La única real solución era un sumergible radicalmente nuevo. Varios de esos tipos habían estado durante años en los tableros de di­seño alemanes: estaban diseñados para navegar sumergidos durante ho­ras a velocidades superiores a la de un destructor, para disparar desde una profundidad segura y para llevar dos veces más torpedos que el barco convencional. Esas maravillas submarinas eran constantemente prometidas a la Fuerza. Pero no fueron puestos en producción hasta el colapso de la guerra submarina y muy pocos entraron en servicio a tiempo para participaren la acción.
De modo que la Fuerza de Submarinos luchó con lo que tenía y en el último año de la guerra logró muy poco más que su autodestrucción. Una tras otra, nuestras tripulaciones zarpaban obediente­mente, hasta con optimismo, en misiones ridículas que acababan en la muerte. Los pocos comandantes veteranos que aún seguían en ac­ción fueron diezmados pese a su experiencia en las artes de la supervi­vencia. Los nuevos capitanes, aun con tripulaciones veteranas, no te­nían virtualmente ninguna posibilidad de regresar con vida de sus pri­meros patrullamientos.
Cuando por fin cesaron las hostilidades en mayo de 1945, el fondo del océano estaba sembrado con los restos de la guerra de los submarinos. Nuestras unidades habían destruido 2.882 barcos mer­cantes con un total de 14,4 millones de toneladas de porte bruto; además los submarinos habían hundido 175 buques de guerra aliados y dañado 264 barcos mercantes por un total de 1,9 millones de tone­ladas. A cambio, habíamos pagado un precio increíble. Nuestro total de 1.150 sumergibles entrados en servicio encontraron el siguiente destino: 779 fueron hundidos, dos fueron capturados y el resto fueron echados a pique o se rindieron como se les ordenó al terminar la gue­rra. De un total de 39.000 hombres alistados, la Fuerza de Submari­nos tuvo 28.000 muertos y 5.000 tomados prisioneros. Esto represen­ta el 85 por ciento de bajas.
Empero, estas cifras no revelan en todo su alcance el desastre de los submarinos. Puesto que solamente 842 entraron en batalla y puesto que 781 de los mismos se perdieron, el 93 por ciento de la fuerza operativa de submarinos fue eliminada. En términos concretos, las pérdidas parecen aun más chocantes. Nuestra tremenda Fuerza de Submarinos en el frente del Atlántico estaba reducida a unos meros 68 submarinos en operación cuando los aliados invadieron Francia en junio de 1944 y sólo tres de esas unidades todavía subsistían a flote al terminar la guerra. Uno de esos tres sobrevivientes fue el U-953, que yo comandaba como su último capitán.

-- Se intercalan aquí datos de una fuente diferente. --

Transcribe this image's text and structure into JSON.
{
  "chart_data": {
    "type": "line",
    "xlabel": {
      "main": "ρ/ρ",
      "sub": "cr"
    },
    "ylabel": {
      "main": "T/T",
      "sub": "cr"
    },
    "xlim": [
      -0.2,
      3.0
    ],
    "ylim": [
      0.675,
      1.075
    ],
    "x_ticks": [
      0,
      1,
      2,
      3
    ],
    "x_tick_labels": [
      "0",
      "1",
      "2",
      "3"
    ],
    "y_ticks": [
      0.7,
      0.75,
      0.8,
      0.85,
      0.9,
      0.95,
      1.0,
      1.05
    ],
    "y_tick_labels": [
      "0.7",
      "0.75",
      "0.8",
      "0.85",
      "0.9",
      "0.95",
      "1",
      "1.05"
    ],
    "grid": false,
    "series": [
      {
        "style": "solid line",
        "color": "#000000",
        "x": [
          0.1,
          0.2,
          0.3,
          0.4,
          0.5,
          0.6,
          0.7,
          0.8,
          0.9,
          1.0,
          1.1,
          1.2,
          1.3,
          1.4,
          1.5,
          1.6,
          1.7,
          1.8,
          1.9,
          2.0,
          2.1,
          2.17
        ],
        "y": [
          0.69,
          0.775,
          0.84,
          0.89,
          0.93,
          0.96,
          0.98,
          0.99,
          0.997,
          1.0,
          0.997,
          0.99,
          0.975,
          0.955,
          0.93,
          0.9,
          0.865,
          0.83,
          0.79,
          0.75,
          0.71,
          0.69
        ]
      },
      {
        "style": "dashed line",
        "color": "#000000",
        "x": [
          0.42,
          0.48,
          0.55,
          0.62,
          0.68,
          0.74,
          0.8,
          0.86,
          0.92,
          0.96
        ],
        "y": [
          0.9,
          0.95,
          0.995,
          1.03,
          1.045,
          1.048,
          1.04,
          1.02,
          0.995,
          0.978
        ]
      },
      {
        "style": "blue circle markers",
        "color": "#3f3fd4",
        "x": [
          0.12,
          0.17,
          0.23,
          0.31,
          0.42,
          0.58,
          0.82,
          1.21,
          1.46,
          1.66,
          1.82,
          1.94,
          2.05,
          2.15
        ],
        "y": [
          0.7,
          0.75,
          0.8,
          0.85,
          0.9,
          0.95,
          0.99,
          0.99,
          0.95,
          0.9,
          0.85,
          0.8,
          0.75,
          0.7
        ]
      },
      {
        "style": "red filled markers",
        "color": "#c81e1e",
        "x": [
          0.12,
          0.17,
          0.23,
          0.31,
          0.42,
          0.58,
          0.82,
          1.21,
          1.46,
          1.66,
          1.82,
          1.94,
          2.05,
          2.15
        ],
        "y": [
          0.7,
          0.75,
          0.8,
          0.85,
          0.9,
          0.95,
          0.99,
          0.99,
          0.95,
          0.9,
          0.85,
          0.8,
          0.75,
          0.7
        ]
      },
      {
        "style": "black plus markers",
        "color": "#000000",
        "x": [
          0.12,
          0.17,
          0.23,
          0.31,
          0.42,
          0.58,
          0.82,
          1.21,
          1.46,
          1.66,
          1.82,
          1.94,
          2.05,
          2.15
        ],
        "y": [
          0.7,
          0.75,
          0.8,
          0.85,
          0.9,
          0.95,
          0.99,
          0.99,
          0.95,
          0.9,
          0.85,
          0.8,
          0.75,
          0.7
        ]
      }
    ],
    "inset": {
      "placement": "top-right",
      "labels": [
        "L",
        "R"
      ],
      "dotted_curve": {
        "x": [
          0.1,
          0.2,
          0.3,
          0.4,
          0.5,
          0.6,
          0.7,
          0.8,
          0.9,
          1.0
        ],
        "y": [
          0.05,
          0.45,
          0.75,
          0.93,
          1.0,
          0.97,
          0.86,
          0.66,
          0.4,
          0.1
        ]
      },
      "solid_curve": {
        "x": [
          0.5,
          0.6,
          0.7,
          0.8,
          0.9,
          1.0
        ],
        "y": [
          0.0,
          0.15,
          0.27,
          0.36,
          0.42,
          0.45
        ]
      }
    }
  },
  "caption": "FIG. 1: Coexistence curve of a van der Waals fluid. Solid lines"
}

Mi relato sobre la lucha de los submarinos fue escrito con la ayuda de notas que tomé durante la guerra, además de fotografías y cartas que logré salvar del holocausto en el continente y del desastre en el mar. Aunque recurrí mucho a la memoria, mis recuerdos están todavía dolorosamente vivos y así seguirán, me temo, hasta que la presión se alivie con mi muerte. Además, me he asegurado la correc­ta secuencia de acontecimientos acudiendo a un folleto publicado por “Heidenheimer Druckerei und Verlag GMBH”, el cual consigna el des­tino de cada uno de los sumergibles. Todos son mencionados según sus números’ verdaderos. Las fechas y horas de los acontecimientos están muy cerca de las correctas y a veces con precisión al minuto. Los mensajes de radio, incluyendo las señales enviadas por el Cuartel General como también por los sumergibles, han sido reconstruidos con cuidado. Las tres largas transmisiones del almirante Dönitz son traducciones exactas.
No menos auténticos son ciertos sorprendentes episodios na­rrados en este libro y que son poco conocidos o que han estado silen­ciados durante mucho tiempo. Más de unos pocos oficiales navales norteamericanos pueden atestiguar que buques de guerra estadouni­denses, incluyendo los destructores Greer, Reuben James y Kearney, lanzaron ataques contra submarinos ya en el verano de 1941, librando así contra Alemania una guerra aún no declarada. Todavía no he visto publicada ninguna referencia a una chocante orden emitida por el Cuartel General de Submarinos poco antes de la invasión aliada a Normandía. La misma ordenaba a los comandantes de 15 submarinos que atacaran la vasta flota de invasión y que cuando se les acabasen los torpedos, destruyeran un barco embistiéndolo, es decir, cometiendo suicidio.
Todos los individuos mencionados en el libro fueron personajes reales. Los dos comandantes a cuyas órdenes tuve el privilegio de ser­vir se mencionan con sus apellidos verdaderos. Lo mismo otros capita­nes de submarinos y distinguidos oficiales de flotilla, a muchos de los cuales conocí como amigos. Y también mis más cercanos camaradas en las batallas en el mar y en las escapadas en puerto; desdichadamen­te, la mayoría de ellos están muertos. Para proteger a los vivos he cam­biado unos pocos nombres; hubiera sido menos que caballeresco reve­lar los nombres de mujeres a quienes conocí y que desde hace tiempo son las fieles esposas de otros hombres. Pero este libro pertenece a mis camaradas muertos, caídos todos en la flor de su juventud. Espero que les rinda el honor que ellos se merecen. Si he tenido éxito en brindar al lector la antigua lección que cada generación parece olvidar —que la guerra es mala, que asesina a los hombres— entonces considero que esa ha sido mi obra más constructiva.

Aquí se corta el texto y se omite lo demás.